Kirsten Dunst begrüßt einen mit dem Satz: "Endlich mal eine Frau!" Seit Stunden sitze sie hier, sagt sie, und sie sei nur von Männern interviewt worden. Wobei die Schauspielerin nicht vorhat, ein Gespräch von Frau zu Frau zu führen. Im Gegenteil. Sie erzählt nichts Privates, die Worte, die sie in den nächsten fünfzehn Minuten am häufigsten gebrauchen wird, sind "harte Arbeit" und "Karriere". Aufrecht sitzt sie auf ihrem Stuhl, in ihrer schwarzen Hose und der cremefarbenen Bluse wirkt sie wie eine Managerin, die darauf wartet, dass in der Vorstandssitzung endlich mal was rumkommt.

Eine ruhige Suite in einem Berliner Fünf-Sterne-Hotel. Kirsten Dunst ist aus Hollywood in die Hauptstadt gekommen, weil Berlinale ist. Und Dunst versucht erst gar nicht so zu tun, als sei dies hier etwas anderes als Arbeit. Sie erzählt ruhig und mit leicht gerunzelter Stirn, man merkt, dass sie jeden Satz zu Ende denkt, bevor sie ihn ausspricht. Und man muss sagen: Das hat etwas. Denn die diesjährige Berlinale war ja schon auch das Festival der Männer mit der großen Klappe. Jury-Mitglied Lars Eidinger zeigte auf einer Party seinen nackten Hintern und machte mit Karrieretipps wie diesem von sich reden: "Du musst so lange in die Ecke pinkeln, bis es alle riechen." Der Schauspieler Daniel Brühl glaubte, Europa vor einem Rechtsruck warnen zu müssen, und da war natürlich George Clooney. Der marschierte schnurstracks ins Kanzleramt, um mit Angela Merkel die Weltlage zu bequatschen, und war auch sonst auf eine Art dauerpräsent, dass die Berliner ihre Festspiele irgendwann nur noch "Clooneynale" nannten. Da ist man dann ganz froh, wenn eine Schauspielerin einfach nur dasitzt und wie ein Profi ihren Job erledigt.

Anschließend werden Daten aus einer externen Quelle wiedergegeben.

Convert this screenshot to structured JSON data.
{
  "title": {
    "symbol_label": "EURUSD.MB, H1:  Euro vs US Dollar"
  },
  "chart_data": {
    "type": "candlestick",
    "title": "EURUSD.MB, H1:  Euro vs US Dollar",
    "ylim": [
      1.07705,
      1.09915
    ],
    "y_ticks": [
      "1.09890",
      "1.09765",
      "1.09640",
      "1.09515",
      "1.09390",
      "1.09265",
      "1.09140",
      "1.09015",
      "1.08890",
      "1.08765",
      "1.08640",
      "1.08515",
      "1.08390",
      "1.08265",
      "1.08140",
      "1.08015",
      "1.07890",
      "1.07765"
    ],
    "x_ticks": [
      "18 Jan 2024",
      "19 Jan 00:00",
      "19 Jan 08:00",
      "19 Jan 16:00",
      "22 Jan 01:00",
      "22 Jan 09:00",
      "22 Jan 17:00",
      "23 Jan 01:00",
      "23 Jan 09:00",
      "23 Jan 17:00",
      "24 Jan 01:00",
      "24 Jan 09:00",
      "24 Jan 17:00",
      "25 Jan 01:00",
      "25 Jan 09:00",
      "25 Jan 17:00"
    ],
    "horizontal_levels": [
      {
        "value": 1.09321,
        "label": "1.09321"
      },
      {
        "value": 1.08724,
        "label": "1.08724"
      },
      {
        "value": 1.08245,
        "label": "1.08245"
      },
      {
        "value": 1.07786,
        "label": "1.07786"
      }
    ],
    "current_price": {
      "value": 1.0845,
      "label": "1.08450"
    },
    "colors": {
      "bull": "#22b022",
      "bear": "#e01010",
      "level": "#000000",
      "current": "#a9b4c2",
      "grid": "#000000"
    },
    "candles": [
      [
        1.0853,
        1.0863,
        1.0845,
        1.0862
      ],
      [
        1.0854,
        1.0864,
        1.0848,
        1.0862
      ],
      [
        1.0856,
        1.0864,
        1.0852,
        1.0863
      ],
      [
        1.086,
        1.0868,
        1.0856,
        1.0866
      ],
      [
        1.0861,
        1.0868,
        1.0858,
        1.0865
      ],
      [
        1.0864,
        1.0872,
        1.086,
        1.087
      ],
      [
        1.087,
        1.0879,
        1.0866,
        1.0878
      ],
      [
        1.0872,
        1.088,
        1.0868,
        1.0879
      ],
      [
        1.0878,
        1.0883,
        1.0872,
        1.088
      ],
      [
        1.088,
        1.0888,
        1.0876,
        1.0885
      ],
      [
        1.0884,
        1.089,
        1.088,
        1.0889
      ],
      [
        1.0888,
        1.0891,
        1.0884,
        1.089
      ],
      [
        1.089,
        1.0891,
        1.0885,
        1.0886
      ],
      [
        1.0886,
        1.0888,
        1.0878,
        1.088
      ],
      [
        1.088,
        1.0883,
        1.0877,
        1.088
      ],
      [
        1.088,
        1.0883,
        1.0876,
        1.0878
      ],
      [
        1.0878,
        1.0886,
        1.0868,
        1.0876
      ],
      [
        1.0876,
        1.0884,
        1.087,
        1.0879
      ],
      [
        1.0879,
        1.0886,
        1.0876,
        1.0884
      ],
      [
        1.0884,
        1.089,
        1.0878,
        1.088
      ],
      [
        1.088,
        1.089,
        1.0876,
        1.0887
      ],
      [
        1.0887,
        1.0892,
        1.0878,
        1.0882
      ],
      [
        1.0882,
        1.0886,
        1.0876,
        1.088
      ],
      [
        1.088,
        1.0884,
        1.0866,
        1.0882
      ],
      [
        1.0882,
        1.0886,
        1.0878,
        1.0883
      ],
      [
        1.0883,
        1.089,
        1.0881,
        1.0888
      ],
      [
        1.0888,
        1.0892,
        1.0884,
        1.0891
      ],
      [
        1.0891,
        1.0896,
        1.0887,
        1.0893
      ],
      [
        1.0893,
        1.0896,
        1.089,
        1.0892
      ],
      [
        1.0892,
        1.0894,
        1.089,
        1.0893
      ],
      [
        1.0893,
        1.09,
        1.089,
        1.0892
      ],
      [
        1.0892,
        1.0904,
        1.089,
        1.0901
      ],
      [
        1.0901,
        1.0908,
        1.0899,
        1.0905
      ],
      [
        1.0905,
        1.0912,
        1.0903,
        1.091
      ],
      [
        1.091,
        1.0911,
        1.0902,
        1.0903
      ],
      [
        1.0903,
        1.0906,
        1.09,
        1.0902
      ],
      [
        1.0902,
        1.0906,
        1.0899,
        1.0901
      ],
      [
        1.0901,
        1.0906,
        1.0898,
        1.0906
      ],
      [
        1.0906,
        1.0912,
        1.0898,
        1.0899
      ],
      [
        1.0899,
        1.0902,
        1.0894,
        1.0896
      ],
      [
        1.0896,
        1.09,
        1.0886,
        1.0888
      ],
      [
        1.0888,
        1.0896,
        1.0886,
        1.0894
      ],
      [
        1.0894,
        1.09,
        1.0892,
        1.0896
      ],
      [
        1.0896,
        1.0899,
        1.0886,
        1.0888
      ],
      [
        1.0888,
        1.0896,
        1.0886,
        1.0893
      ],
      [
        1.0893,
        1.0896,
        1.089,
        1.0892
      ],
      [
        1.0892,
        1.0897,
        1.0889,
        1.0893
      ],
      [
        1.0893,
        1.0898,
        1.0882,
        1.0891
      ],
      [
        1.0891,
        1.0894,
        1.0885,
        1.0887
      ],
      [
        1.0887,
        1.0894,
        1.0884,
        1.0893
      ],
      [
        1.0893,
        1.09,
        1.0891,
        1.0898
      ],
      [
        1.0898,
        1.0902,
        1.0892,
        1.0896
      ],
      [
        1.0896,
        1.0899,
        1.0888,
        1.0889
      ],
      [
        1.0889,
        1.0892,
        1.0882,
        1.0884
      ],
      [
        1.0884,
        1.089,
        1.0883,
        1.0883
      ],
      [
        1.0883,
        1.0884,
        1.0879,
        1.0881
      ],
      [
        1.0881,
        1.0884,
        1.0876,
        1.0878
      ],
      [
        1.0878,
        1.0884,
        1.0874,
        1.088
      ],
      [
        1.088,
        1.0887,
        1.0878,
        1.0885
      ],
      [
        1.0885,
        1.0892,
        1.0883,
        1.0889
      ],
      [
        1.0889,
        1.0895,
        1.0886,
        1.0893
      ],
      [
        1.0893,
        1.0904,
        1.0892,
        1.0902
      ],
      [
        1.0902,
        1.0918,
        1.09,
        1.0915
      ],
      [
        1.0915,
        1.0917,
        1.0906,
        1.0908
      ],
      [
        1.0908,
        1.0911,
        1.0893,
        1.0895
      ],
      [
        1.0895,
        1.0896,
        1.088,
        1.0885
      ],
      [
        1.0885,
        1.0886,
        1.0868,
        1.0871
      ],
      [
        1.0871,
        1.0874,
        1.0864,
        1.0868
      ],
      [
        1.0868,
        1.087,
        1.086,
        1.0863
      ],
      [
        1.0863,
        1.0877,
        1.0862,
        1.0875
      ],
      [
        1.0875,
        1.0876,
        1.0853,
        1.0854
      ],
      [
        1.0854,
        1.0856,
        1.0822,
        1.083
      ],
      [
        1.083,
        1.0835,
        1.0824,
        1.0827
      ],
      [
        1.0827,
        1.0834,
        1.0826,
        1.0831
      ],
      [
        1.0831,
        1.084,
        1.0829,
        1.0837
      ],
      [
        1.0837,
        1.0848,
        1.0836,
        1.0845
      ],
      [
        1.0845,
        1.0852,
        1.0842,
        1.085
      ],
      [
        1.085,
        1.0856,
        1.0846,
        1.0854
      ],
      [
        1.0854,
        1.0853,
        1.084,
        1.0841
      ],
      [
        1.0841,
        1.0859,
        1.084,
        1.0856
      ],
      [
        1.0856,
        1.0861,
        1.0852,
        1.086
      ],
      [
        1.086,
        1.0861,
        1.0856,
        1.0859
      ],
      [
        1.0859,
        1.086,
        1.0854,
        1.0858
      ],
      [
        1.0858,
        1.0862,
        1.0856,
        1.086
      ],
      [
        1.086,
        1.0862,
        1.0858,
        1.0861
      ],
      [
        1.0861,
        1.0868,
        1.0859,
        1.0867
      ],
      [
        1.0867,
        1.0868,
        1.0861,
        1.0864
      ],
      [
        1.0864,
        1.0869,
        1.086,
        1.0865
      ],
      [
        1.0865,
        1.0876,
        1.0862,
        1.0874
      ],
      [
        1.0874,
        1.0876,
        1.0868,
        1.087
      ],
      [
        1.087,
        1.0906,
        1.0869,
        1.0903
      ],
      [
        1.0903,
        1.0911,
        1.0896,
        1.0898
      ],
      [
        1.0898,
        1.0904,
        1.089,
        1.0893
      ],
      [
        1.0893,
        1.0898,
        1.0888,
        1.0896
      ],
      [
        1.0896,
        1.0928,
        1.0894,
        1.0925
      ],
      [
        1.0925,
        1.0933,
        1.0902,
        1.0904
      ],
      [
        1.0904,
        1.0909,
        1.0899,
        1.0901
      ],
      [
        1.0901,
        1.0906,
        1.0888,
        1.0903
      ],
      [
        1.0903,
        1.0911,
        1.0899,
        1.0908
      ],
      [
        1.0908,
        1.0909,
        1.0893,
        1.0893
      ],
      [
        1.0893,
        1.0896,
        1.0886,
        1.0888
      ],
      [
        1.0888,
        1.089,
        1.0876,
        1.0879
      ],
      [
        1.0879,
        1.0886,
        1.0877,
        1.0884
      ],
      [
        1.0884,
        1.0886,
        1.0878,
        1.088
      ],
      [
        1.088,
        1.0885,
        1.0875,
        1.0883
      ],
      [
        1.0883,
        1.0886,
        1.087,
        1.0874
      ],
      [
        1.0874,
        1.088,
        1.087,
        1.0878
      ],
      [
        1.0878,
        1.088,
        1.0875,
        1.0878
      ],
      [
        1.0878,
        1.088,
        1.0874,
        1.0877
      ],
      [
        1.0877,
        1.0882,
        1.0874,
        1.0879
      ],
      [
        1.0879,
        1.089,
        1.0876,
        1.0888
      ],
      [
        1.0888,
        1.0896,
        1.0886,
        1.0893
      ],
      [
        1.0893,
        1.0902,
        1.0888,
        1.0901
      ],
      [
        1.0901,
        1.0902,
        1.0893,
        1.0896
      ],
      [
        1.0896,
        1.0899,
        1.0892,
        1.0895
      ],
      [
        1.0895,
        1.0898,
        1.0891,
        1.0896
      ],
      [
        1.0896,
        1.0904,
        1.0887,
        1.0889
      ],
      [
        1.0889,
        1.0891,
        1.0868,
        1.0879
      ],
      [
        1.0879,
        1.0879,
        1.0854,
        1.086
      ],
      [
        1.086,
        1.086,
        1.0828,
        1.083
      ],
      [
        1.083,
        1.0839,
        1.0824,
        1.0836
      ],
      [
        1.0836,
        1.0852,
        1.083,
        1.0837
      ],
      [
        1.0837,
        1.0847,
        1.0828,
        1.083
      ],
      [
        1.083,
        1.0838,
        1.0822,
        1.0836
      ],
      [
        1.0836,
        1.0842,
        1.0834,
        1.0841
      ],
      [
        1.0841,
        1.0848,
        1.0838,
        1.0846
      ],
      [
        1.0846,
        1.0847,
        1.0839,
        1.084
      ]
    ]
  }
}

Kirsten Dunst, 33, hat zwei Drittel ihres Lebens im Filmgeschäft verbracht. Den Durchbruch schaffte sie als Elfjährige in "Interview mit einem Vampir". (Foto: Pascal Le Segretain/Getty Images)

So wie in ihrem neuesten Film "Midnight Special", der im Wettbewerb der Berlinale lief und soeben in die deutschen Kinos kam. Da spielt Kirsten Dunst eine Mutter, die einen sehr speziellen Sohn hat. Der ist mit Göttern oder Außerirdischen verwandt, die irgendwo da draußen sind, so genau weiß man das nicht. Nur, dass sowohl das Militär als auch eine Sekte den Jungen entführen wollen. Und Kirsten Dunst tut einfach, was eine Mutter tun muss. Sie beschützt ihren Sohn, ohne sich in den Vordergrund zu drängen. "Es gibt einen höheren Plan für diese Frau, und sie wartet wie eine Heilige darauf, dass sich ihr Schicksal erfüllt", sagt Kirsten Dunst.

Aber ist das nicht eine sehr passive Rolle? Zumal der Film um Männer kreist, die sie entweder beschützen oder ihr schaden wollen. Nein, sagt Dunst. Und selbst wenn. Sie spiele in dem Film, weil sie unbedingt mit Jeff Nichols arbeiten wollte. Der gilt derzeit als einer der talentiertesten Jungregisseure. In "Midnight Special" kreuzt Nichols ein Roadmovie mit Science-Fiction, und eine anrührende Eltern-Kind-Geschichte ist das Ganze auch noch. Sie wähle ihre Rollen sehr sorgfältig, sagt Kirsten Dunst, "man muss dabei strategisch sein, wie in jeder Karriere." Da ist es wieder, das Wort Karriere.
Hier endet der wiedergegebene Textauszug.